Tuesday, September 15, 2015

A Tale Of 2 Fleet Sales Strategies

General Motors and Hyundai-Kia took polar-opposite strategies last month when it came to fleet sales.

Hyundai-Kia's overall sales in August increased 5 percent, while GM slipped 0.7 percent. But here's the rest of the story: Hyundai-Kia fleet volume soared 35 percent in the month while its August retail sales inched up by less than a percent compared with the prior year.

In contrast, GM retail climbed 5.9 percent in August, but it slashed fleet volume 24 percent in August, the second month of a drive to curb sales to daily-rental buyers sharply.

Through eight months, GM has cut fleet 5 percent but increased retail sales 6 percent, the highest percentage among the seven best-selling automakers. At Hyundai-Kia, fleet volume has jumped 24 percent this year but retail is flat, making it the only major automaker without retail gains this year.
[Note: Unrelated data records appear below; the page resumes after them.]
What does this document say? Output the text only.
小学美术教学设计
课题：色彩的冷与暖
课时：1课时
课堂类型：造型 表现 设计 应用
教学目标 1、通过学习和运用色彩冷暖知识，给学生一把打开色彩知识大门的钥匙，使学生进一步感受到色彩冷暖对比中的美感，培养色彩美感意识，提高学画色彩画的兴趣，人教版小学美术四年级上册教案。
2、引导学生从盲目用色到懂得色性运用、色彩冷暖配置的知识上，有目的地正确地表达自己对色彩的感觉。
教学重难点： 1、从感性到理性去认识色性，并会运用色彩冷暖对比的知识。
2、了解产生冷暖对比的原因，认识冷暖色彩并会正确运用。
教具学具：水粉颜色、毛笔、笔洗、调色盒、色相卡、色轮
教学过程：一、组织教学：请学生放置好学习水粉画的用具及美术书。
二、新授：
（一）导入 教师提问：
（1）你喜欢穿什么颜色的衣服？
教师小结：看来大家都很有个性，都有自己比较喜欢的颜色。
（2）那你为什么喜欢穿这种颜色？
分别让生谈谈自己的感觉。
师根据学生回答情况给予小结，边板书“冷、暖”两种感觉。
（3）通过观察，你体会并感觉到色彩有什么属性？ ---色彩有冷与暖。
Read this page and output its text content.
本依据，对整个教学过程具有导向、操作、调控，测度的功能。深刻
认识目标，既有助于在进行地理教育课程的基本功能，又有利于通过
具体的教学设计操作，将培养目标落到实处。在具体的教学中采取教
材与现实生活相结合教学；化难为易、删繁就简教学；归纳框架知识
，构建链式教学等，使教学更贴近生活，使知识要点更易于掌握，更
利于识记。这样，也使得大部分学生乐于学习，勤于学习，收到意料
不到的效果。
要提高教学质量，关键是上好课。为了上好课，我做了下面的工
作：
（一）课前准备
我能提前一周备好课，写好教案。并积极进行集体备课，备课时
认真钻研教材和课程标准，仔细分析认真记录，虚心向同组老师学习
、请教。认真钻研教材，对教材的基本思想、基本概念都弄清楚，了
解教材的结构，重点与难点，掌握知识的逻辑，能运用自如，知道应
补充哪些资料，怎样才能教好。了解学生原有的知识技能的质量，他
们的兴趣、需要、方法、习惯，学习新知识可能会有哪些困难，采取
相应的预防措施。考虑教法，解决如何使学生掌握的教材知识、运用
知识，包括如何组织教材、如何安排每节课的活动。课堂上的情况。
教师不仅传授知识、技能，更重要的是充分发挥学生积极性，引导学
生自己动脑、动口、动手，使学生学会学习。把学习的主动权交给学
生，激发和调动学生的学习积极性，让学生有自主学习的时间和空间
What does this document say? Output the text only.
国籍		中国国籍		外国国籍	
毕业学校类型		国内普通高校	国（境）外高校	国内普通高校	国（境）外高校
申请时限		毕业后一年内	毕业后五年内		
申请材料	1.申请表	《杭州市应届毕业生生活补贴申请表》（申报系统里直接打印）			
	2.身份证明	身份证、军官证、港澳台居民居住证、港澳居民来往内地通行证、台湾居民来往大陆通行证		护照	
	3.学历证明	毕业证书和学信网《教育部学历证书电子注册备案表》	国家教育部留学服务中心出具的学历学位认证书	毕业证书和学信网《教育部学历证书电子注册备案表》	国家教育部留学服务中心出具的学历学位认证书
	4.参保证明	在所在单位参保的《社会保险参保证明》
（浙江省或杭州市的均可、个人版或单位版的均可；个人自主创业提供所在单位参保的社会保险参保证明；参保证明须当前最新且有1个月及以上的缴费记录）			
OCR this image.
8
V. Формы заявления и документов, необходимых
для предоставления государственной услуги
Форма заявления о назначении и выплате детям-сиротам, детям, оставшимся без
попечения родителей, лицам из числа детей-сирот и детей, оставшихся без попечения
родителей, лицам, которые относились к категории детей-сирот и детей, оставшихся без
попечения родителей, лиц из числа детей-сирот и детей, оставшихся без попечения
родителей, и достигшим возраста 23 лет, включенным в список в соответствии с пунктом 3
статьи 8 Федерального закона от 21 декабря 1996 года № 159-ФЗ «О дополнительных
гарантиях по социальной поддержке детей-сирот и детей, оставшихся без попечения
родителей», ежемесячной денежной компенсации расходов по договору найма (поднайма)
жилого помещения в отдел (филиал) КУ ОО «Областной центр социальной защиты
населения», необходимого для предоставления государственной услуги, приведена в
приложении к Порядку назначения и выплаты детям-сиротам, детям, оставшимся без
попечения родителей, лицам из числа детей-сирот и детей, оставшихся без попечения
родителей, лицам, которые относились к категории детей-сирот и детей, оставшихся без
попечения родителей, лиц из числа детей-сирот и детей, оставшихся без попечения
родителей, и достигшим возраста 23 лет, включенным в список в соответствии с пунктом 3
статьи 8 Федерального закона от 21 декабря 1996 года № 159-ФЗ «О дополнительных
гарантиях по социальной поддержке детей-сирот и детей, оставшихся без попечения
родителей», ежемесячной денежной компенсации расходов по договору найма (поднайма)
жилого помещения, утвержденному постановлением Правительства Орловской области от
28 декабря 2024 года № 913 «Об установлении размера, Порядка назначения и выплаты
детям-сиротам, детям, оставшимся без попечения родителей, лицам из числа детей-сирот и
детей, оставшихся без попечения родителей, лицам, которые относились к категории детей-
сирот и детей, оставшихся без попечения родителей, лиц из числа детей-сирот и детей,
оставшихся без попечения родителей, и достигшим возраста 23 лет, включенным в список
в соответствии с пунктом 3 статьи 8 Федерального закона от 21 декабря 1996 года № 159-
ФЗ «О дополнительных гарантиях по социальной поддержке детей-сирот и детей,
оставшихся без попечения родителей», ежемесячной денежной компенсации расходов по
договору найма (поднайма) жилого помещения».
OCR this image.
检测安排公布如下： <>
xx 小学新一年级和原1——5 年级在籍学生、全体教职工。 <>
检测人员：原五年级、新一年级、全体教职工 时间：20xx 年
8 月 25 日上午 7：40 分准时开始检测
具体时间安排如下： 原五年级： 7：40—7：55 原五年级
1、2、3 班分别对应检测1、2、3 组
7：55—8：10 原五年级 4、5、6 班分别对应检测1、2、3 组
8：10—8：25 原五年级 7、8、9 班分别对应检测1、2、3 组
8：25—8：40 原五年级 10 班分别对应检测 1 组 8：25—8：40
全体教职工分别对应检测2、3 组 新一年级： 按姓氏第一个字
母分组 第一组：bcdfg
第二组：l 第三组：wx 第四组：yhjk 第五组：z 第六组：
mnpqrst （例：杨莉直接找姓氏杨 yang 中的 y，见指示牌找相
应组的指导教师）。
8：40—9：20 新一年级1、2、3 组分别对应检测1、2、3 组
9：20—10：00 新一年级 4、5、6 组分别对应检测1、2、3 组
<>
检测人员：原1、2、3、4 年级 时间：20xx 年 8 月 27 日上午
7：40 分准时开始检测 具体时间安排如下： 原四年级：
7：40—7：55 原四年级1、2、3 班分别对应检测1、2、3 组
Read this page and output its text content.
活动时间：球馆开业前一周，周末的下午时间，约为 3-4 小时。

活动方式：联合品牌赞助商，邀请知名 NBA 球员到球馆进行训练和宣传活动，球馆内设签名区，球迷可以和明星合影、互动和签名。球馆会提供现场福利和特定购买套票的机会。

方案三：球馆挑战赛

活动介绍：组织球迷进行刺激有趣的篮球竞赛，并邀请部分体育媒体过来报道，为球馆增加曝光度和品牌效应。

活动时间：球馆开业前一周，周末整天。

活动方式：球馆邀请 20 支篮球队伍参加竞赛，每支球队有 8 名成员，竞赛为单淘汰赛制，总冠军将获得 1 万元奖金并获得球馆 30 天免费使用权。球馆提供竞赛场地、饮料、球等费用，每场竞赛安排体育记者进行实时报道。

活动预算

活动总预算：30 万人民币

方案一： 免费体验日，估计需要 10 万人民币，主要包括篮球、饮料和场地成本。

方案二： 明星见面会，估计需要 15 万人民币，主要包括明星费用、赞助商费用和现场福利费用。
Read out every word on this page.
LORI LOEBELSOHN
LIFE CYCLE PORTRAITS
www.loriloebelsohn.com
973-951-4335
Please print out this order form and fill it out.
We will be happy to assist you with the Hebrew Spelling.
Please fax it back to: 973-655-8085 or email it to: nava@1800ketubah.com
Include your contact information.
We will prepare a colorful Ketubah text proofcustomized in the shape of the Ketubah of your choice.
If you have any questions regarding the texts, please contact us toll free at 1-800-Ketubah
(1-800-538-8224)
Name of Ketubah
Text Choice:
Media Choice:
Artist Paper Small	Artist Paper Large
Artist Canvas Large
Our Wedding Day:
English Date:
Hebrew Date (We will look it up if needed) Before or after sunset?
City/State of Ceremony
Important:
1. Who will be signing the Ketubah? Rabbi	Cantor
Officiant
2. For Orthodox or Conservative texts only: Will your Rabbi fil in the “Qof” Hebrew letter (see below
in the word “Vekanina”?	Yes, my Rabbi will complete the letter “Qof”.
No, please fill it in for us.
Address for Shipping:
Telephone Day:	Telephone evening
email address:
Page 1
Without pickups or vans in the lineup, Hyundai-Kia's fleet volume is virtually limited to daily-rental customers.

GM is active in two other, generally more profitable fleet segments: commercial and government. GM said through eight months, government-segment fleet sales rose 5 percent and commercial 16 percent. But GM cut rental-fleet volume 14 percent in that period, part of a broader strategy to boost sales through dealerships and brand resale values.

Among the major automakers, August fleet sales rose 2.4 percent and retail fell 1.6 percent. Through eight months for the group, fleet sales gained 4.1 percent; retail, 3.1 percent.